La puerta del colegio puede ser un lugar desestabilizante desde todo punto de vista. Largas esperas con autos en doble fila, gritos de chicos que salen excitados, padres apurados, ómnibus escolares abarrotados con adolescentes que bajan y cruzan sin mirar, chismes de todo tipo, mochilas perdidas, un palo de hockey olvidado, alguien que dejó su celular en el aula, maestras que ponen la oreja a la queja de un padre o un preceptor que le recrimina a una madre la conducta de su hijo.
A este mapa vertiginoso hay que sumarle la convivencia siempre difícil entre los grupos de padres y madres y los multitudinarios -ya generalmente silenciados- grupos de WhatsApp, publica Infobae.

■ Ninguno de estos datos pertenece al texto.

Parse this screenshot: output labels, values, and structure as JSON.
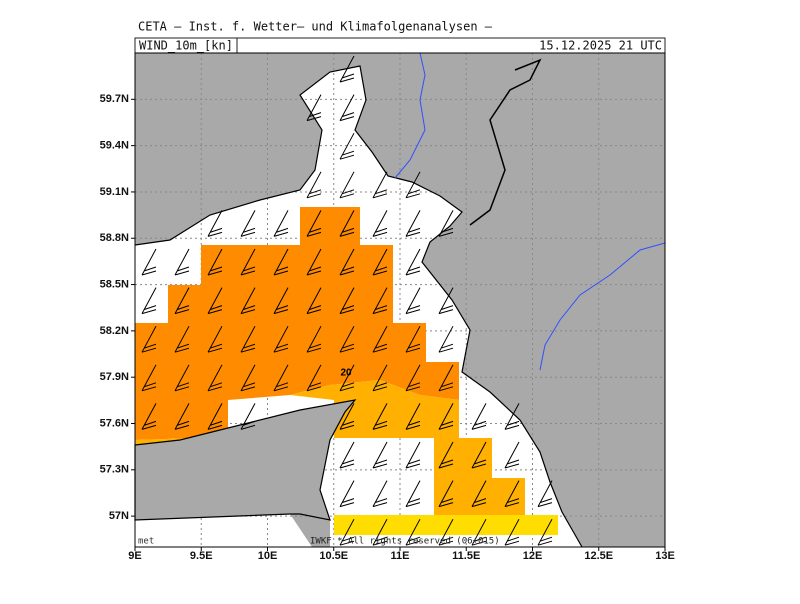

Todo eso sucede en pocos minutos a la hora de salida. Porque lo cierto es que, ni bien toca el timbre que indica el final del día, los padres llevan ya un rato en la puerta mirándose de reojo. Hacen tiempo charlando, criticando al resto o, incluso, matizan la espera con un café en el bar de la esquina.
En fin, nada nuevo bajo el sol en la vieja sociedad humana. Hasta que un día, en un exclusivo colegio inglés, estalló una bomba nuclear. Y lo que prendió la mecha fue un dedo clickeando send.
El misil había sido disparado. El mail equivocado invadió territorios virtuales y se declaró una guerra.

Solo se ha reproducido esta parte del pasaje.